No, I don’t trust the FDA — but the problem is that they’re far too risk averse, not that they’re too risky.
They get in trouble when bad things slip through, not when people don’t get drugs approved in doses high enough to be effective or sunscreen formulations (that we’ve been waiting on for 12 years!), or the hated GMO Aquaadvantage Salmon (submitted in 1996, STILL no final approval almost 18 years later despite no issues at any point). It’s classic case of the Seen and the Unseen, and displays exactly the type of initiative that one would expect from a bureaucracy.
And I fail to see any point about Glyphosate. Not only is it not GMO in any way (it is an herbicide, after all), but you’re falling prey to the same elementary error about causation and correlation — the same way that organic food correlates with autism. http://www.geneticliteracyproject.org/wp/wp-content/uploads/2014/05/ScreenHunter_04-Jan.-07-23.11.jpg
While this one correlative (not causative) study is a suggestive data point (and it would be much more compelling if it were actually published in something other than a bottom-tier open-access journal), it yet again is against the OVERWHELMING scientific consensus to the contrary — that the trace doses of glyphosate that people actually encounter from eating foods treated with glyphosate are unlikely to cause harm.
http://www.biofortified.org/2013/10/glyphosate-toxic/
Again, you complain about being compared to global warming skeptics. So why is that less-supported scientific consensus on the extent of anthropogenic global warming predictions conclusive, while the much stronger scientific consensus on actual harm of GMOs and glyphosate not?
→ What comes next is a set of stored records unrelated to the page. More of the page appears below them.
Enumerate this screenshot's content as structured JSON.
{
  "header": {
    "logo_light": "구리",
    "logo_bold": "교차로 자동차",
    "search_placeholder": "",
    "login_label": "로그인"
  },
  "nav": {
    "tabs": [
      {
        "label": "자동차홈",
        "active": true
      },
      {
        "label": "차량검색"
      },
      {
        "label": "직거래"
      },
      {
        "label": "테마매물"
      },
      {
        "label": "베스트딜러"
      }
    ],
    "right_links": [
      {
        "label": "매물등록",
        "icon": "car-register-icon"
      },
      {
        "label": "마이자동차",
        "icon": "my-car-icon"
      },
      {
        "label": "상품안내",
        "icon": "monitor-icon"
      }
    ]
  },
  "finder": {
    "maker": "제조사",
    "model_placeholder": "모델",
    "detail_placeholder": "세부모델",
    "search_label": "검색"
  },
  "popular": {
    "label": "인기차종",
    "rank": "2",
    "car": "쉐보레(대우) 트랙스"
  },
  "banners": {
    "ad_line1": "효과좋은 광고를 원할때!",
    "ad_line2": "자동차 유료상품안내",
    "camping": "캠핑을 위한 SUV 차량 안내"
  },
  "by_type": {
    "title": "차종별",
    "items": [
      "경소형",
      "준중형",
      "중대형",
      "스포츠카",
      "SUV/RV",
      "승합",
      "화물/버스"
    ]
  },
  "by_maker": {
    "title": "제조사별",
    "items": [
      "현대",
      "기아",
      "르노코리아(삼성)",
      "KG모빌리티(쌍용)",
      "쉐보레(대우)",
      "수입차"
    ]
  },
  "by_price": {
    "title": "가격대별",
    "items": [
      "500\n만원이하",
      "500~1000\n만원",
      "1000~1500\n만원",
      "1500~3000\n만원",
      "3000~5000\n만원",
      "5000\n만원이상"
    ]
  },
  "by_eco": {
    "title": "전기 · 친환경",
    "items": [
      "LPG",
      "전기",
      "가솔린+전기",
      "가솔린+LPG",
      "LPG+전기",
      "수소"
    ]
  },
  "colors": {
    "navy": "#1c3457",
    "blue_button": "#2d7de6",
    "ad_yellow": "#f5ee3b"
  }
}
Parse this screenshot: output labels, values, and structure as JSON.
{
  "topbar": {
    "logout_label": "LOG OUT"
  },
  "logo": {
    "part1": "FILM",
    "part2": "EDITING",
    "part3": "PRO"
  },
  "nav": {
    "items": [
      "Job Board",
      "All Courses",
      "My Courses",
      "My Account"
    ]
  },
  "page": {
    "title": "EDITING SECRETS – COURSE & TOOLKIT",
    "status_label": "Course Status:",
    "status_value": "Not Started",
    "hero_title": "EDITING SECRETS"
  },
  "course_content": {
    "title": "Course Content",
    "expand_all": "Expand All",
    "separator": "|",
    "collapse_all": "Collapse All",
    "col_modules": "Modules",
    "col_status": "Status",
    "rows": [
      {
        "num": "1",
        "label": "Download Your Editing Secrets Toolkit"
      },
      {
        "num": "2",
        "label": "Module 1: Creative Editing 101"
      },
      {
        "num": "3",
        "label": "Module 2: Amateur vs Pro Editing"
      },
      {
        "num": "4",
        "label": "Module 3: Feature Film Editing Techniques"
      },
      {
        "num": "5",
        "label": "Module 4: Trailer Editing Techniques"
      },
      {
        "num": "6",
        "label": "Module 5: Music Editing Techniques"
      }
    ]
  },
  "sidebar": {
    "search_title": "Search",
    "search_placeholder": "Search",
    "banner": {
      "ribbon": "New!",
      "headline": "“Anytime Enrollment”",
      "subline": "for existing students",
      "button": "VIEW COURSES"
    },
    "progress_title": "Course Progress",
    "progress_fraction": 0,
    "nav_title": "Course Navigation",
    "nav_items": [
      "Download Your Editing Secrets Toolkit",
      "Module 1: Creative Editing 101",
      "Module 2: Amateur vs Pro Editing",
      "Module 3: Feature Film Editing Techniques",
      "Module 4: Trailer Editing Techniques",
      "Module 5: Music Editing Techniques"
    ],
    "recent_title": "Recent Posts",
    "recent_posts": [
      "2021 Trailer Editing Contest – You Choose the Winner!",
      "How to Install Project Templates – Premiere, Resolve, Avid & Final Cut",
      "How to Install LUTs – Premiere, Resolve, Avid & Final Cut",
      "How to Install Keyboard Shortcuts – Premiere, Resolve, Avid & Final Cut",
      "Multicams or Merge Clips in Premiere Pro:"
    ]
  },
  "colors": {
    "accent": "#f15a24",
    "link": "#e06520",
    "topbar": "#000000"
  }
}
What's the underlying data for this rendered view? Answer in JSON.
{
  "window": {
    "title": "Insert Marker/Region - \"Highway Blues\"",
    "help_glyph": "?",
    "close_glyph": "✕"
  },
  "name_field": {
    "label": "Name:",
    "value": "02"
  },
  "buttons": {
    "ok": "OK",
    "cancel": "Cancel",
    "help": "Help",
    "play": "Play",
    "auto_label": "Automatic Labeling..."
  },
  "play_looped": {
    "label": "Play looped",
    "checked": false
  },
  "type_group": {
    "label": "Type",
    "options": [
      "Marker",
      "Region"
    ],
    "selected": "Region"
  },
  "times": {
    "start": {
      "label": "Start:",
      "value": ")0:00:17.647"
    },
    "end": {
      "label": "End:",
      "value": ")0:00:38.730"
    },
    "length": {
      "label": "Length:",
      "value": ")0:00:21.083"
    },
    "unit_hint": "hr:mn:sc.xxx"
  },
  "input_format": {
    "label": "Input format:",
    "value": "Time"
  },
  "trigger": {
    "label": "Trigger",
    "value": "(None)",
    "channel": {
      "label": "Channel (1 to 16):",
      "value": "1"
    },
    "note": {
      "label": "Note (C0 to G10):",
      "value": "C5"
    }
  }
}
Given your previously-stated certitude on global warming and the environment, you really can’t have it both ways here. So is is a scientific consensus determinative or not?
As an interesting exercise, why not try to compare the rate of harm from glyphosate to the rate of harm of e. coli from organic farming? Even though the actual numbers of glyphosate are much higher, the number of people who have been hospitalized due to “safe” organic farming is distressingly high. (But that’s to be expected from using raw e. coli-infested unprocessed animal feces as fertilizer all over food). Either way, the actual number of cases of harm from glyphosate is ZERO.
In our food: a recent study found that Glyphosate residues in the main foods of the Western diet – sugar, wheat, and genetically modified corn and soy – inhibit critical enzymes in mammals [which] manifests slowly over time, as inflammation damages cellular systems throughout the body. Source: http://www.mdpi.com/1099-4300/15/4/1416
Regarding this: “Again, you complain about being compared to global warming skeptics.” I personally have never complained about this. You have me confused with someone else. I’m not a skeptic.